Government bond yields have recently increased in many OECD countries from rock-bottom levels and a further increase is likely with the normalisation of monetary policies. A rise in government bond yields can have a negative effect on commercial bank balance sheets, though the full impact is a prioriambiguous, depending on the size, structure and maturity of total bank balance sheets and the extent of hedging in a specific macroeconomic scenario. The focus here is on a limited and illustrative analysis by looking only at the direct impact on banks’ capital via realised losses when bonds are sold or unrealised losses, when bonds are marked to market.
Unrealised losses of banks due to a rise in government bond yields will increase with the amount of bonds held in the trading book and their maturity. To illustrate the potential scope for such losses, stylised calculations for aggregated banking systems in selected OECD countries have been made. They use data on total banking sector holdings of domestic general government securities, which vary significantly across the analysed countries (see figure below). It is assumed that all these bonds are in the trading book – and therefore marked to market – and that the maturity structure is the same as that of outstanding central government debt, and that bond yields increase by 1 percentage point across the yield curve.

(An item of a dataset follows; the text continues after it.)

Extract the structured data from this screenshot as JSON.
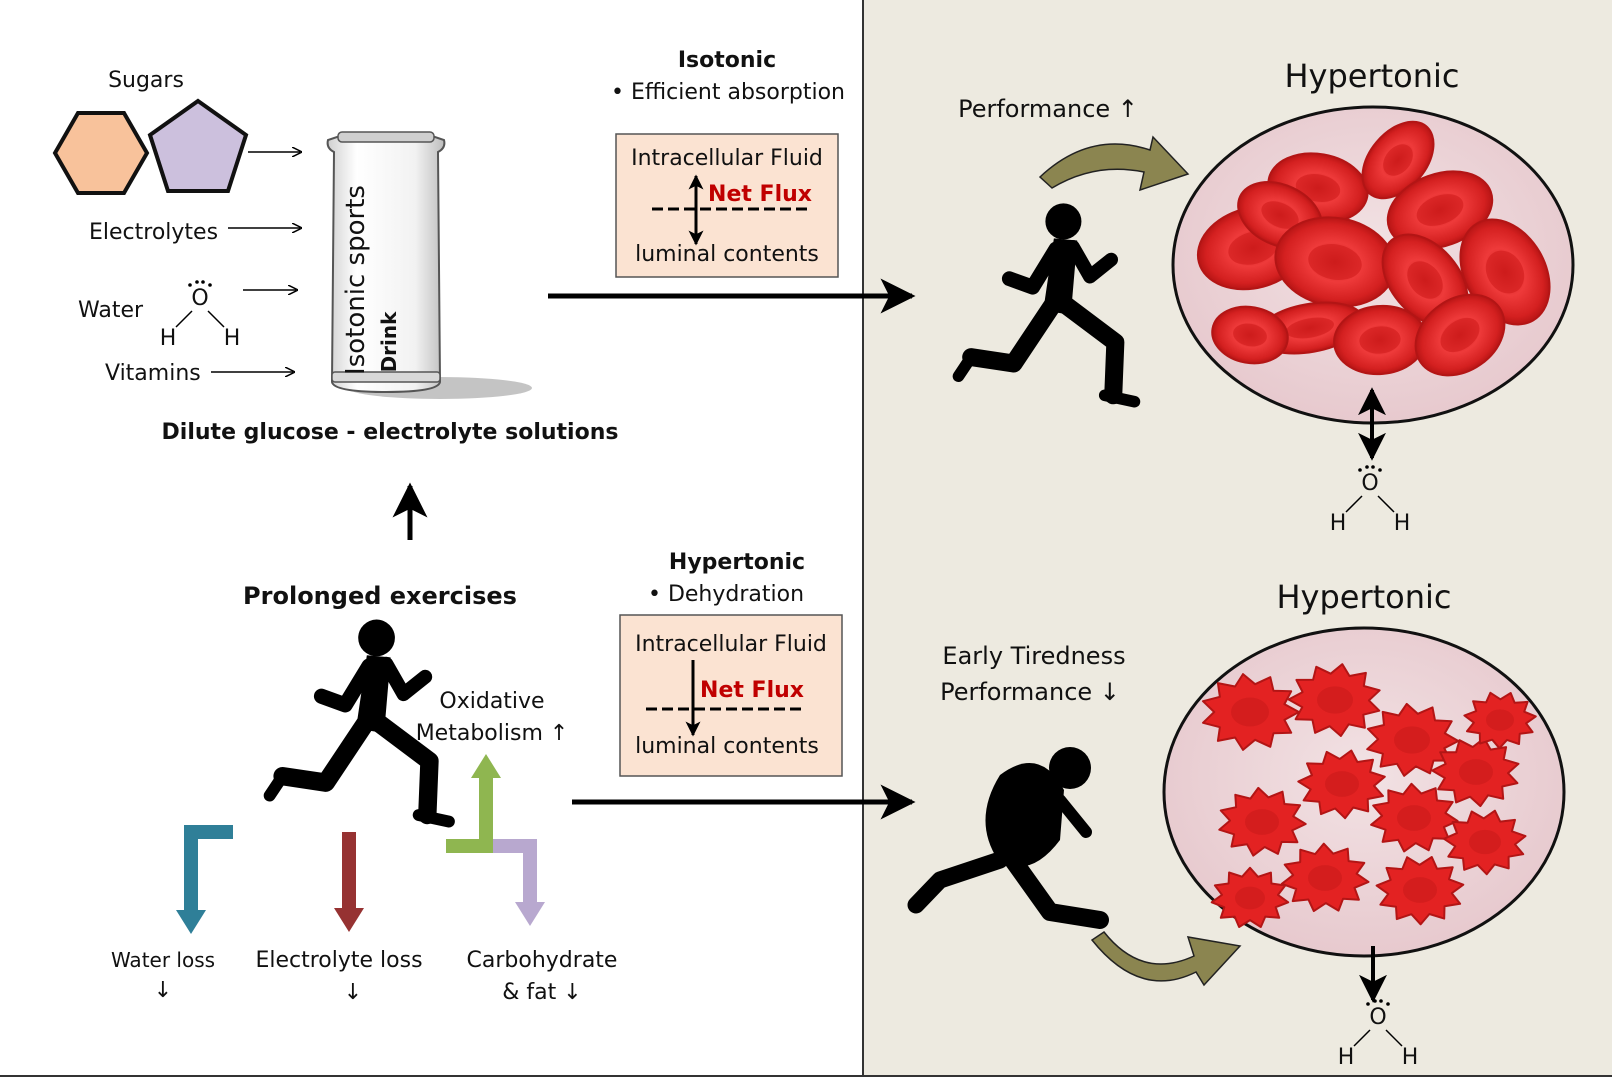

The results suggest that, for most of the countries covered, the capital losses due to a 1-percentage point parallel upward shift of the yield curve are small (see figure above). Japan appears a notable exception, with Japanese banks incurring losses corresponding to 70% of Tier 1 capital, but this is likely to be an overestimation given the simplifying assumptions. For example, the Bank of Japan (2013) estimates – based on disaggregated data – that with the same shock, Japanese banks would incur unrealised losses of 6 trillion yen, i.e. only one-fifth of the above estimate. Even with a parallel upward shift of the yield curve by 3 percentage points, unrealised losses would be 15.3 trillion yen, i.e. around 35% of Tier I capital of large and regional banks. This may be partly due to the fact that the average maturity of bonds held by large and regional banks in Japan are around 2.5 and 4 years, respectively, while the average maturity of the Japanese central government’s outstanding ordinary bonds is 7.3 years, and that not all bond holdings are marked to market.